Opinião

Comitês Populares: brotos de solidariedade sob novas arenas

Cozinhas Solidárias, Pontos de Cultura, cooperativas, capacitações, hortas comunitárias são alguns caminhos possíveis

Brasil de Fato | Porto Alegre (RS) |
Urge, diante disso, semear e cultivar entre a esperança que ainda resta (e sempre resta) - Foto: Tanam A. Hennicka

Uma noite especial marcou, na última quarta-feira (6), a inauguração do Comitê Popular de Luta do Bairro Farrapos, em Porto Alegre (RS). Localizado em uma das principais vias de acesso do Quarto Distrito de Porto Alegre, deverá ser um espaço de organização social dos moradores para a reivindicação e a defesa de seus direitos, entre outros objetivos de interesse popular.

O clima de festa despertava a atenção dos transeuntes, condutores e passageiros que passavam no local e expressava bem mais do que uma festa eventual. No caminho a uma arena em que os gaúchos costumam se dividir entre o azul e o vermelho, brota outra vez um entusiasmo mais duradouro, de cores inúmeras, que singularizam, unem e misturam passados, sonhos, lutas, conquistas e, sobretudo, esperanças e utopias, entre elas – e sobre elas – a de um país mais justo e melhor para se viver. É o calor da organização popular sobre velhas e novas arenas.

A movimentação entre pessoas do cotidiano do bairro com ilustres lideranças comunitárias, estudantis, sindicais e políticas em um modesto e caprichosamente decorado prédio expressava também a importância desse comitê para aquela comunidade, protagonista de grandes lutas e de exemplares conquistas. O significado de comitê, como um grupo de indivíduos que trabalham juntos para resolver um problema ou realizar um projeto, foi ampliado e ressignificado ao longo da história da humanidade.

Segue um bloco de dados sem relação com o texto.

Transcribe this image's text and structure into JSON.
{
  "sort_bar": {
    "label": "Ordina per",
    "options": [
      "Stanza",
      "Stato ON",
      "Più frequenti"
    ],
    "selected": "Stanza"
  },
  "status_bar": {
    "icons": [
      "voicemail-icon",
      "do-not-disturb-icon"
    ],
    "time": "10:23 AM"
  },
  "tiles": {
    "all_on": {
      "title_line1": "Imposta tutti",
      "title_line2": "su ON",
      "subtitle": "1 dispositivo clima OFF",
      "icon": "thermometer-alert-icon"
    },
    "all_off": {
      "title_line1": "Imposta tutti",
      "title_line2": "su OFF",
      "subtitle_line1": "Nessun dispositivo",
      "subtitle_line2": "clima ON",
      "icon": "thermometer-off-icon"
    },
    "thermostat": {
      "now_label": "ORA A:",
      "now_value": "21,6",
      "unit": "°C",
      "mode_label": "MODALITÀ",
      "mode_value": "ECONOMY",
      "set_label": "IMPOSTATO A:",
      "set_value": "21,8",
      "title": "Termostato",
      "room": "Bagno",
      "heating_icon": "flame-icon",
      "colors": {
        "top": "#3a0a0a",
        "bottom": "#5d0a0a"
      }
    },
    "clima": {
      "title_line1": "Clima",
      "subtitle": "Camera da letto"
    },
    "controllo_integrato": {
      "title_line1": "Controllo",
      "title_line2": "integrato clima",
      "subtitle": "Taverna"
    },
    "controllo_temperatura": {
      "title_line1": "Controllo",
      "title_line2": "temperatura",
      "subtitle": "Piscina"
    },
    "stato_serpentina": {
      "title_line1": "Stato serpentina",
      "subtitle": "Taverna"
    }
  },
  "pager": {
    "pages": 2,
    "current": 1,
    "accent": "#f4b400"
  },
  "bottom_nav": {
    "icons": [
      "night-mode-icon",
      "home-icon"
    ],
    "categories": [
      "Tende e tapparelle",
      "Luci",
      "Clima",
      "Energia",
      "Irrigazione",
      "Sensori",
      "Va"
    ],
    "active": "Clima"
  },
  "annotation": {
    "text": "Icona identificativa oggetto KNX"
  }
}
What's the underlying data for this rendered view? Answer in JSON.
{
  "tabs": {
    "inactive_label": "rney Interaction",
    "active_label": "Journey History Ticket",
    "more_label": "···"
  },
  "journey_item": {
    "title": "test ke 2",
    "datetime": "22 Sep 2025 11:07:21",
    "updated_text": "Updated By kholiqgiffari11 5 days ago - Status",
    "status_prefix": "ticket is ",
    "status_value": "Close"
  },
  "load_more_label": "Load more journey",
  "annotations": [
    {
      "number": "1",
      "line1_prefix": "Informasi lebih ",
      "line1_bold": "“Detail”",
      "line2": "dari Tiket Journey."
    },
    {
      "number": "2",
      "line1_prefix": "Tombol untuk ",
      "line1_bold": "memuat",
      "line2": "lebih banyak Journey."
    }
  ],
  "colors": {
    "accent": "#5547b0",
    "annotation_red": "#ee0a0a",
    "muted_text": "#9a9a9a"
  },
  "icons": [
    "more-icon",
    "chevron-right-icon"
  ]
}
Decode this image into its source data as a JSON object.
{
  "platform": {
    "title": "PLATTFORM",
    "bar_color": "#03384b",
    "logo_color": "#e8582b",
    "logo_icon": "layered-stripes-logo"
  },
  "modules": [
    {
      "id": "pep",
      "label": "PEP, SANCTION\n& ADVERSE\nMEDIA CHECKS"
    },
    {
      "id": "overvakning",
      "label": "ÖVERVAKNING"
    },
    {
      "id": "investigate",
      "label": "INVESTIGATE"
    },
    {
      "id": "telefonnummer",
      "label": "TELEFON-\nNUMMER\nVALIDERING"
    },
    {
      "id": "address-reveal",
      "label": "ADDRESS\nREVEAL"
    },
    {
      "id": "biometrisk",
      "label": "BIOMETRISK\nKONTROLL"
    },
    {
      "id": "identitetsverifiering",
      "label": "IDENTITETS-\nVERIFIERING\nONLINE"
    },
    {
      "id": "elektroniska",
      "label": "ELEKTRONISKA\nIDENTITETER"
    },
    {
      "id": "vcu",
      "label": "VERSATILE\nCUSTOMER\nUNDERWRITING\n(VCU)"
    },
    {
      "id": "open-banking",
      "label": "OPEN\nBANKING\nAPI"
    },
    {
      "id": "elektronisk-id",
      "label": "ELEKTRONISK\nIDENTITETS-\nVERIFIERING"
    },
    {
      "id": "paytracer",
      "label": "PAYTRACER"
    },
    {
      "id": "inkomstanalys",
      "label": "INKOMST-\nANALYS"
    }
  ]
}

Na França do fim do século XVIII o Comitê de Salvação Pública era centro de articulação das demandas pró-república; na Rússia pré-revolucionária do início do século XX o comitê central inspirará mais tarde os chamados sovietes, conselhos locais de trabalhadores e soldados em que se tomavam decisões de interesse coletivo na construção do governo popular; em povos de culturas tradicionais milenares, como a africana e a indígena, lembram também os comitês as organizações coletivas tribais de decisão para responder a demandas locais, sob códigos morais de uma comunidade, uma casta ou uma aldeia.

No Brasil, no início da década de 1990 – entre os escombros sociais dos regimes militares a herança do entreguista governo Collor e as mazelas dos governos neoliberais de FHC – o sociólogo Herbert de Souza, o Betinho, criava a Ação da Cidadania que tinha como objetivo maior combater a fome no Brasil, aliando a isso cidadania e dignidade. Nesse período, pela sua potência de mobilidade, pluralidade e apelo social, esses comitês provocaram grandes mobilizações, combinando cooperação, solidariedade e conscientização.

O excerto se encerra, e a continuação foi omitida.